Landscape photographer and all around outdoorsman Brad Hays has captured some seriously magnificent shots of central Europe over the last several years. As an avid hiker and climber based in the Bavarian region of Germany, he has unfettered access to some of the most picturesque mountains and valleys that the continent has to offer.
Being enamored with his work, I reached out to Hays recently and asked him to share some of his favorite images of his home region in Germany with Resource Travel. He tells us how he manages to snag such successful shots and why Bavaria needs to be on your bucket list.
So, the question I always wonder about ex-pats. How did you stumble upon your new home in Europe?
I graduated a semester early from the University of Colorado so I could travel a little bit. I considered that time my “walk-about” to discover what I truly wanted to do with my life. After traveling in South-East Asia for a few months I came home to start the job search. Fortunately, I received an offer overseas to do marketing for the US military in Garmisch-Partenkirchen, Germany for a resort hotel. That was 16 years ago and I’m still here.
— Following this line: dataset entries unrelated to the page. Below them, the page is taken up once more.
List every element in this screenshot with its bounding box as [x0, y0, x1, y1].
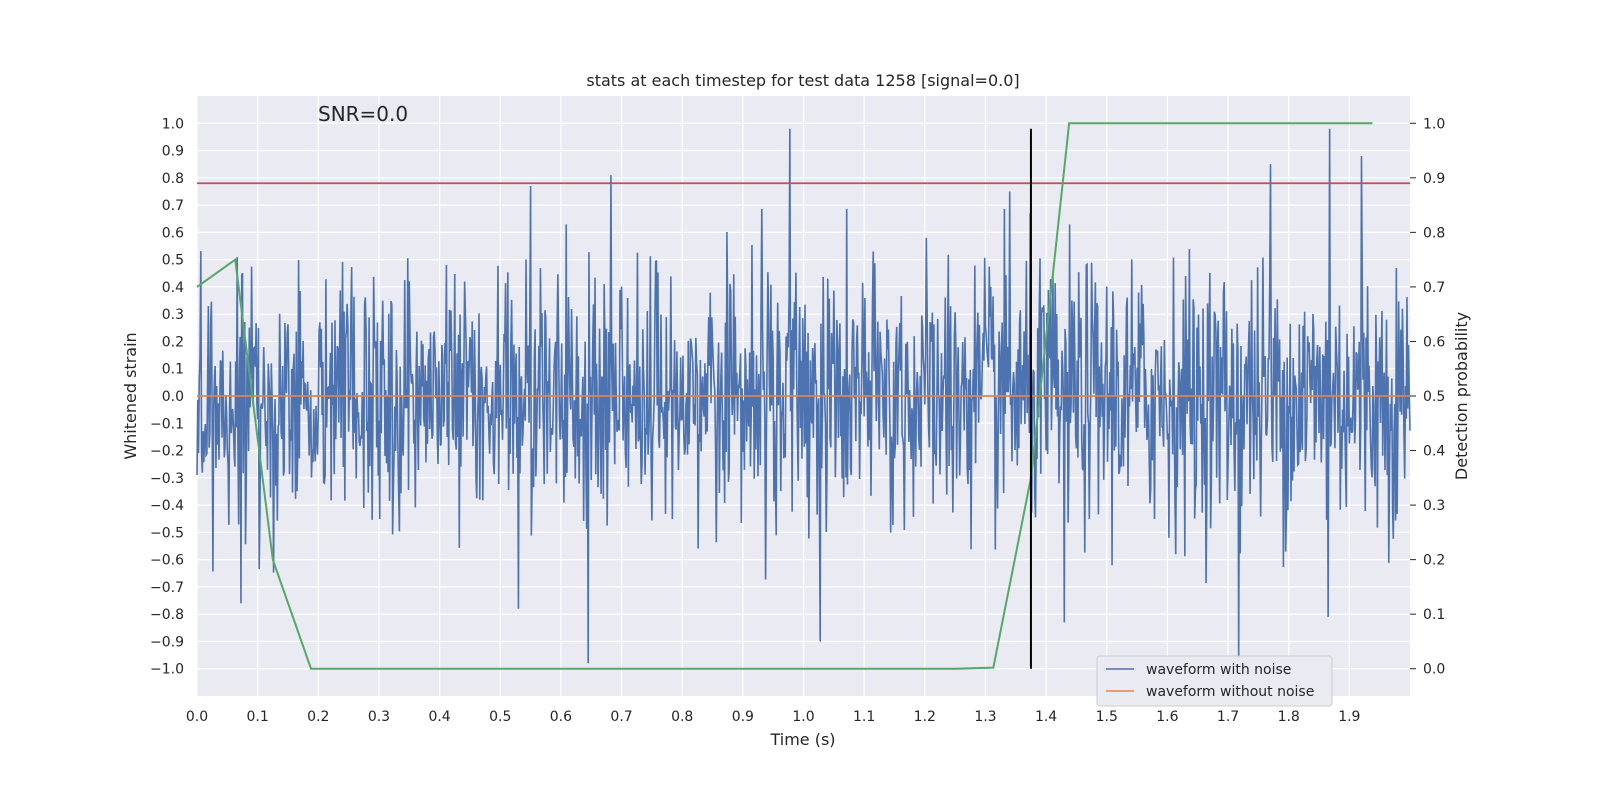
legend-label-noise: waveform with noise	[1146, 662, 1291, 678]
x-tick-label: 1.7	[1217, 709, 1239, 725]
plot-area	[196, 122, 1411, 670]
y-right-tick-label: 0.4	[1423, 444, 1445, 460]
y-right-tick-label: 0.0	[1423, 662, 1445, 678]
y-left-tick-label: 0.2	[162, 334, 184, 350]
y-right-tick-label: 0.2	[1423, 553, 1445, 569]
y-left-tick-label: 0.6	[162, 225, 184, 241]
x-tick-label: 1.1	[853, 709, 875, 725]
y-left-tick-label: 0.4	[162, 280, 184, 296]
y-left-tick-label: 0.7	[162, 198, 184, 214]
x-tick-label: 0.7	[610, 709, 632, 725]
y-left-tick-label: −0.7	[150, 580, 184, 596]
x-tick-label: 1.4	[1035, 709, 1057, 725]
y-left-tick-label: 0.8	[162, 171, 184, 187]
y-left-tick-label: −0.5	[150, 525, 184, 541]
x-tick-label: 1.0	[792, 709, 814, 725]
y-right-tick-label: 0.8	[1423, 225, 1445, 241]
y-left-tick-label: −0.2	[150, 444, 184, 460]
legend: waveform with noise waveform without noi…	[1096, 655, 1333, 707]
x-tick-label: 0.5	[489, 709, 511, 725]
y-left-axis-ticks: 1.0 0.9 0.8 0.7 0.6 0.5 0.4 0.3 0.2 0.1 0.0 −0.1 −0.…	[150, 116, 184, 677]
waveform-with-noise-line	[196, 128, 1411, 664]
legend-label-clean: waveform without noise	[1146, 684, 1314, 700]
y-left-tick-label: 1.0	[162, 116, 184, 132]
y-left-tick-label: −0.8	[150, 607, 184, 623]
x-tick-label: 0.9	[732, 709, 754, 725]
x-tick-label: 1.3	[974, 709, 996, 725]
x-tick-label: 0.6	[550, 709, 572, 725]
x-tick-label: 0.8	[671, 709, 693, 725]
y-right-tick-label: 0.1	[1423, 607, 1445, 623]
y-right-tick-label: 0.9	[1423, 171, 1445, 187]
snr-annotation: SNR=0.0	[318, 102, 408, 126]
x-tick-label: 1.5	[1096, 709, 1118, 725]
chart-title: stats at each timestep for test data 125…	[586, 71, 1019, 90]
y-right-axis-ticks: 1.0 0.9 0.8 0.7 0.6 0.5 0.4 0.3 0.2 0.1 0.0	[1410, 116, 1445, 678]
y-left-tick-label: −0.9	[150, 634, 184, 650]
y-left-tick-label: 0.9	[162, 144, 184, 160]
y-right-tick-label: 0.6	[1423, 334, 1445, 350]
y-right-tick-label: 0.3	[1423, 498, 1445, 514]
y-left-tick-label: 0.3	[162, 307, 184, 323]
x-tick-label: 0.0	[186, 709, 208, 725]
y-left-tick-label: 0.5	[162, 253, 184, 269]
y-right-tick-label: 0.7	[1423, 280, 1445, 296]
y-left-tick-label: −0.4	[150, 498, 184, 514]
legend-box	[1096, 655, 1333, 707]
y-left-tick-label: −0.1	[150, 416, 184, 432]
x-tick-label: 0.4	[428, 709, 450, 725]
detection-probability-line	[196, 122, 1373, 670]
y-right-axis-label: Detection probability	[1452, 312, 1471, 480]
x-tick-label: 0.3	[368, 709, 390, 725]
x-tick-label: 0.2	[307, 709, 329, 725]
y-left-tick-label: 0.0	[162, 389, 184, 405]
x-tick-label: 1.2	[914, 709, 936, 725]
x-axis-label: Time (s)	[769, 730, 835, 749]
x-tick-label: 1.8	[1278, 709, 1300, 725]
y-left-tick-label: −1.0	[150, 662, 184, 678]
x-axis-ticks: 0.0 0.1 0.2 0.3 0.4 0.5 0.6 0.7 0.8 0.9 1.0 1.1 1.2 1…	[186, 709, 1361, 725]
y-left-tick-label: −0.3	[150, 471, 184, 487]
x-tick-label: 1.6	[1156, 709, 1178, 725]
y-right-tick-label: 1.0	[1423, 116, 1445, 132]
y-left-axis-label: Whitened strain	[121, 332, 140, 459]
y-left-tick-label: −0.6	[150, 553, 184, 569]
x-tick-label: 1.9	[1338, 709, 1360, 725]
x-tick-label: 0.1	[247, 709, 269, 725]
y-left-tick-label: 0.1	[162, 362, 184, 378]
y-right-tick-label: 0.5	[1423, 389, 1445, 405]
When you aren’t pursuing your art by taking photographs, what are your favorite things to do in Bavaria?
I most enjoy being outside with my kids, hiking and biking. I love to combine my hobbies of climbing, biking (and whatever else I can do to be outside) with photography.
Why should photographers (or anyone really) make Germany the next stop on their bucket list?
Bavaria in particular has an amazing combination of culture and landscape. The scenery is dramatic. You see and feel the vertical gain of the peaks from the flat rolling hills just north of the mountains. We get very colorful mountain glow in the morning and evenings. It is also just a few hours away from some other iconic shooting locations. So you can combine your photography trip with other locations and come back with some very diverse cultural shots and mountain landscapes.
The colors you are able to capture are amazing, can you give us a quick rundown of your shooting and editing process?
I like to pre-visualize the shot and then go out to try to capture it. I use apps to help plan the images and have a list of shots I would like to capture during any given season. Then looking at weather I try to assess which of those shots would work with the conditions that are presented. I have pictures in mind for clear days, storms, night, sunrise, clouds, rainbows. You just have to be patient for the conditions and always be ready to strike on a moments notice. I think beginners underestimate how often landscape photographers get shut out. Good photographers can always come back with useable shots because they know how to make the best with what the conditions provide but things really have to line up for the composition and conditions to produce a five star image.
What can you tell others on how to best capture these stunning landscape shots?
Go shoot often. Always be shooting. You can only can get better by taking and reviewing a lot of photos. Also, surround yourself with great photographers. Friend them on Facebook, review their portfolios on 500px or photo sharing sites. You will start to see what it takes to make great shots.
If someone was planning a trip that direction, what would be your recommendations for “do not miss” places or events?
The summer parades in August make for some great cultural photos. You feel like you took a step back in time. I think May and September offer some really nice combination of seasons. Snowy peaks with flowers blooming in the valley. The sunrise is also a little later so you don’t have to wake up at 0400 to get good light.
What is your favorite thing about living in Garmisch-Partenkirchen (Other than the delicious beer)?
The diversity. You can climb or bike in the morning and two hours later be in Italy eating pasta and enjoying a sunset. In a two hour radius you can experience big cities, mountain lakes, rivers and completely different cultures.
Your work has been particularly inspiring to me, especially when I was first starting out. So now I need to know, what is it that inspires you?
My family. I love watching my kids learn to take photos and start to see their appreciation for the world grow. I think photographers are unique in that they are really moved by the beauty of the world. When the light is good I am anxious. We have that FMAS disease (fear of missing a shot). It drives us and keeps you excited about each new day.
What is your favorite subject or style to shoot these days?
I just purchased a drone so aerial photography is interesting. The landscape sure changes a hundred feet off the ground. Otherwise, sports photography because you have moving subjects and you need to communicate with the athlete to share your vision for the share. This creates a big challenge for light, movement and skill (both photographer and athlete) to come together to make a good image.
What do you have planned next?
Climbing in Spain. We are doing deep water soloing. It is a form of climbing without ropes but when you fall you land in the Mediterranean. Good level of commitment and channeling fear all while being pretty safe.
Anything else to add?
Don’t worry about having the latest or best gear. Get some good lenses and a nice pack, always have it ready, always have it handy. Have a list of shots you want to accomplish and go out and do it!